Ein ungewöhnliches Blitzerfoto sorgt in Freiburg für Gesprächsstoff. Nicht ein Auto, nicht ein Motorrad, sondern ein Pferd hat dort die Geschwindigkeitsmessung ausgelöst. Zuerst hatte die „Badische Zeitung“ über den kuriosen Vorfall berichtet.
An der Stelle gilt nur Tempo 10
Vor der Reitschule von Martina Scherrer gilt Schrittgeschwindigkeit, genauer Tempo 10. Doch nach Angaben der Reitlehrerin halten sich viele Verkehrsteilnehmer nicht daran. Autos und Radfahrer seien regelmäßig zu schnell unterwegs. Als die Stadt einen mobilen Blitzer an der Straße aufstellte, habe sie das ausdrücklich begrüßt.
Reflektierende Nierendecke statt Nummernschild
Dann kam ihr eine Idee. Um herauszufinden, ob auch ein Pferd vom Radar erfasst wird, testete Scherrer ihre 20 Jahre alte Stute.
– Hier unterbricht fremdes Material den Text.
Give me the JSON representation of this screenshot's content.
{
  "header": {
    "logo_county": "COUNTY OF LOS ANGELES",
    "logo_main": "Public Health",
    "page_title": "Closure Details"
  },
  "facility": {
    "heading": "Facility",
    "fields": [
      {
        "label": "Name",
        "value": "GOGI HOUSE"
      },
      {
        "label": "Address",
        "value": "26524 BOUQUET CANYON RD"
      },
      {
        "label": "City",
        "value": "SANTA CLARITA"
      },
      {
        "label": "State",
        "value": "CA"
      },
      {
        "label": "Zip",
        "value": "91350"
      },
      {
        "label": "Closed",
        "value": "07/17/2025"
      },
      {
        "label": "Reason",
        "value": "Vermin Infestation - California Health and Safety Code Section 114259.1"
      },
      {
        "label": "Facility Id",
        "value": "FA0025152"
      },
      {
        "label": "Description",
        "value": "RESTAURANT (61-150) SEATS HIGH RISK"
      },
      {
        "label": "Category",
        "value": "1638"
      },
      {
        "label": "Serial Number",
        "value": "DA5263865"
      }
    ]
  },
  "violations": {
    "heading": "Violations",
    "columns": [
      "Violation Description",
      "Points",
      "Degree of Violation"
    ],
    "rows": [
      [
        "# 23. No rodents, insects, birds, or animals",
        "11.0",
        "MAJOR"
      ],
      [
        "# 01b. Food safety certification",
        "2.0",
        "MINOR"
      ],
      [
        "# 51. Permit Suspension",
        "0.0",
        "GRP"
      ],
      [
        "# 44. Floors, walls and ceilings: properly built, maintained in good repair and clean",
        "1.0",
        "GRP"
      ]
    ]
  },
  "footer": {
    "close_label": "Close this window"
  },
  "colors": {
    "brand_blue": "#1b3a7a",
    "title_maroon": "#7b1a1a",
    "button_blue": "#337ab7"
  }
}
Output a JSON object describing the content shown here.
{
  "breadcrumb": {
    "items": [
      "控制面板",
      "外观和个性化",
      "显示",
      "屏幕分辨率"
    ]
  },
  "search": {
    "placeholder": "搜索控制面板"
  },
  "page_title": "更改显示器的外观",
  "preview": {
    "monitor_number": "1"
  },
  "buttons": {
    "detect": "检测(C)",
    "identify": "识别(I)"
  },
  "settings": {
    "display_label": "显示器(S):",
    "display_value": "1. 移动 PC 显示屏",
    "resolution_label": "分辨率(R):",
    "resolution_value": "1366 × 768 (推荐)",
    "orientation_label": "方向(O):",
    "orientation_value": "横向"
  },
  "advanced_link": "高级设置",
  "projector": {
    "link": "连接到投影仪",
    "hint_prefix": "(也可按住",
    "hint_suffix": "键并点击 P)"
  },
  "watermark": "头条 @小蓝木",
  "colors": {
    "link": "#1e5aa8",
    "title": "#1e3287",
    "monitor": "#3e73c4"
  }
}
Ganz ohne Vorbereitung ging das allerdings nicht. Damit das Messgerät überhaupt auslösen konnte, musste eine reflektierende Fläche her – als Ersatz für ein Nummernschild.
Der erste Versuch mit einer kleinen Warnweste und Reflektoren an den Beinen des Tieres blieb erfolglos. Schließlich band Scherrer ihrem Pferd vorne eine reflektierende Nierendecke um. Im Trab – und damit deutlich schneller als Schrittgeschwindigkeit – löste der Blitzer tatsächlich aus.
Blitzerfoto wohl ohne Geldstrafe
Ein offizieller Brief wegen des „Geschwindigkeitsvergehens“ vom vergangenen Freitag ist bei der Reitlehrerin bislang nicht eingegangen. Das dürfte auch so bleiben: Eine Sprecherin der Stadt Freiburg bestätigte auf Anfrage, dass das Pferd tatsächlich geblitzt wurde.
Ein Bußgeld oder Strafzettel sei in diesem Fall jedoch nicht zu erwarten. Der ungewöhnliche Test sorgt nun nicht nur für Schmunzeln, sondern lenkt auch die Aufmerksamkeit auf ein ernstes Anliegen der Reitlehrerin: mehr Rücksicht und langsameres Fahren vor der Reitschule.